The 24th IPPNW World Congress in NAGASAKI
Japanese / 日本語
The 24th IPPNW World Congress in NAGASAKI
Greeting
The 24th IPPNW World Congress President

In October 2025, the 24th IPPNW World Congress will be held in Nagasaki, 36 years since it was last held there in 1989, and I am glad to address you on behalf of Japanese Physicians for the Prevention of Nuclear War. In 2025 we will mark the 80th anniversary of the dropping of the atomic bombs on Hiroshima and Nagasaki. The after-effects of the radiation from the bombs has affected the victims’ entire lives and still persists today in forms including cancer, leukemia, and myelodysplastic syndrome (MDS), and the inhumane outcome that nuclear weapons impose on humanity has become clear. The surviving victims of the bombings are growing older, and their average age is now over 85. At the end of March 2024 there were fewer than 110,000 left, and one analysis has shown that over the past decade an average of 8,600 atomic bomb victims has died each year.

Under these circumstances, the 24th IPPNW World Congress to be held in October 2025 will take as its theme “A World Without Nuclear Weapons – Nagasaki as the last A-bombed city,” and the program will not only include an overview of the past 80 years, dialogues with atomic bomb victims, security guarantees, and environmental issues, but will also bring together four Nobel Peace Prize-winning organizations: the Japan Confederation of A- and H-Bomb Sufferers Organizations (Nihon Hidankyo), which was awarded the Nobel Peace Prize in 2024, IPPNW, the Pugwash Conference, and ICAN. I hope it will be helpful in considering nuclear issues from a range of standpoints.
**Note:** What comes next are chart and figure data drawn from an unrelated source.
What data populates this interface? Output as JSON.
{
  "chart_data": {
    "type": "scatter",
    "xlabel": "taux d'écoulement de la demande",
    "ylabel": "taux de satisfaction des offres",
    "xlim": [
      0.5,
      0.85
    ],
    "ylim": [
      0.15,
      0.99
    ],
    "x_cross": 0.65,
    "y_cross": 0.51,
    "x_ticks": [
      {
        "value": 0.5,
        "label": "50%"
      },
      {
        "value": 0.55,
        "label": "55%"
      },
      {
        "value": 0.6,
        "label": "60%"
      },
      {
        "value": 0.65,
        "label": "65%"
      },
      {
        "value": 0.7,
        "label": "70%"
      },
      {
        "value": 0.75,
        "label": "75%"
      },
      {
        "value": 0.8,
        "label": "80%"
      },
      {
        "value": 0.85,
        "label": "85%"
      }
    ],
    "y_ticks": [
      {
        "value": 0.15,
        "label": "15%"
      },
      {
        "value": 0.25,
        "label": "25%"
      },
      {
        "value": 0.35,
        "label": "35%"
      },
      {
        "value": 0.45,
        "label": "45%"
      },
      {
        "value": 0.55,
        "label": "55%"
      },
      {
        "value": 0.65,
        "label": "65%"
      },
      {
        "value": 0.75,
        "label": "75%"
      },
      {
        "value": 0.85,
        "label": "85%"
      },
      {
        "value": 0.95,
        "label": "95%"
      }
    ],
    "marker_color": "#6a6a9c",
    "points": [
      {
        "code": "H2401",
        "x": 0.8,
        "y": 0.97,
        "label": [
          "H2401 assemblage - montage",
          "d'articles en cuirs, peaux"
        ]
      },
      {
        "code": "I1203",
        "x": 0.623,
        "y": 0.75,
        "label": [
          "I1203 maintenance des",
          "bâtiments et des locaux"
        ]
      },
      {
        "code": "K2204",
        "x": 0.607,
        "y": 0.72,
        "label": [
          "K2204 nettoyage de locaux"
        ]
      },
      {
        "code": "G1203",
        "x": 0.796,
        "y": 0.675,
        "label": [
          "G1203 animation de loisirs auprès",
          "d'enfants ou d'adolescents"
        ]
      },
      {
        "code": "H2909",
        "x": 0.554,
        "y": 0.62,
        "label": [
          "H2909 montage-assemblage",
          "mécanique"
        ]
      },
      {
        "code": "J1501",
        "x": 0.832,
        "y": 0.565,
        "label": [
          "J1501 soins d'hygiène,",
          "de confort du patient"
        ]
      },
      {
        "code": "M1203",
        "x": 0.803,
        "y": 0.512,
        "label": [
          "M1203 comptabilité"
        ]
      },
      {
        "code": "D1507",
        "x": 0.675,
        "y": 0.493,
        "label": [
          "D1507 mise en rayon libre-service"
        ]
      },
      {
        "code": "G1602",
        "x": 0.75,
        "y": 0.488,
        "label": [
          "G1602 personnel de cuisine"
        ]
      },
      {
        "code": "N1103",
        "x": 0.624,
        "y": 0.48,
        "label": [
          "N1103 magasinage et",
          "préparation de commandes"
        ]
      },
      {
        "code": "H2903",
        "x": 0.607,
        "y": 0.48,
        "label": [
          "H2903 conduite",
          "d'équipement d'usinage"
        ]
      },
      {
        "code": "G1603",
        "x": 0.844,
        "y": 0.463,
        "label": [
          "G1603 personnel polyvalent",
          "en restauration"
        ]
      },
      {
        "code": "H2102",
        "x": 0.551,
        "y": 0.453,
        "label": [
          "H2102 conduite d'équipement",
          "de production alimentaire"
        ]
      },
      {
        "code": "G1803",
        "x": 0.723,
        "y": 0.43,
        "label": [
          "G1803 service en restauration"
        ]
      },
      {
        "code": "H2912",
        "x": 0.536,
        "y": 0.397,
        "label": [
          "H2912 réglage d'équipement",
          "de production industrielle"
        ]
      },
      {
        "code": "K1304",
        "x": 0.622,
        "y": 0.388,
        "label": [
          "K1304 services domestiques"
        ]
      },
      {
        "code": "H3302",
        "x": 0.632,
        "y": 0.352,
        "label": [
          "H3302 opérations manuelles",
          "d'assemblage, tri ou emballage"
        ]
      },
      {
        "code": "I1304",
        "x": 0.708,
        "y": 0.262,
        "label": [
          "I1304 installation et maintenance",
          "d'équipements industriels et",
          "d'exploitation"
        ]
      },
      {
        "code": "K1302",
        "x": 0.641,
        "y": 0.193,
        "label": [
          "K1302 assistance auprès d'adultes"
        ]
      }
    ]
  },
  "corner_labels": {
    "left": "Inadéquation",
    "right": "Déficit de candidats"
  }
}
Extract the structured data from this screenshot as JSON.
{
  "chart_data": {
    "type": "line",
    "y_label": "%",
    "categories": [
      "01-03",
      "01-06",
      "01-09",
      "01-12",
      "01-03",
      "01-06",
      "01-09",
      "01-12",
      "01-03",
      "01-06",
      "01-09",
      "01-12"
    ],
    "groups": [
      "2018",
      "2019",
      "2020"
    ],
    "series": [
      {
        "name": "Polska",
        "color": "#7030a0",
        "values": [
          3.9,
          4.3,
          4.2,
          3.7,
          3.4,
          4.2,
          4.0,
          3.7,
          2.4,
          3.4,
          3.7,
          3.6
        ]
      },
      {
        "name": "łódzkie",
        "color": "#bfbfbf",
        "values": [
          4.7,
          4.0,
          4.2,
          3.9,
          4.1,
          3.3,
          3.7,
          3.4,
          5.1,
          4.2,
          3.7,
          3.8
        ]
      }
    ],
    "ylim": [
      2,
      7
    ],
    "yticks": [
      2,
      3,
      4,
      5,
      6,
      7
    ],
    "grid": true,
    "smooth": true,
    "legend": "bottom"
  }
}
This World Congress is being described as the last chance to hear directly from atomic bomb victims about the situation at the time and their experiences after the bombings. I would like to ask for your support and cooperation in making it a success, so we can learn about the reality of the atomic bombings. I very much hope that many people from around the world will take part in this IPPNW World Congress in Nagasaki, a city that has suffered directly from nuclear weapons.

I would like to conclude by expressing my sincere respect for all of you who, based on our mission as doctors to protect human life and health, have taken every opportunity to speak out from a medical standpoint about the devastating, irreversible impact that nuclear war would have on humanity, and have worked for many years for the prevention of nuclear war.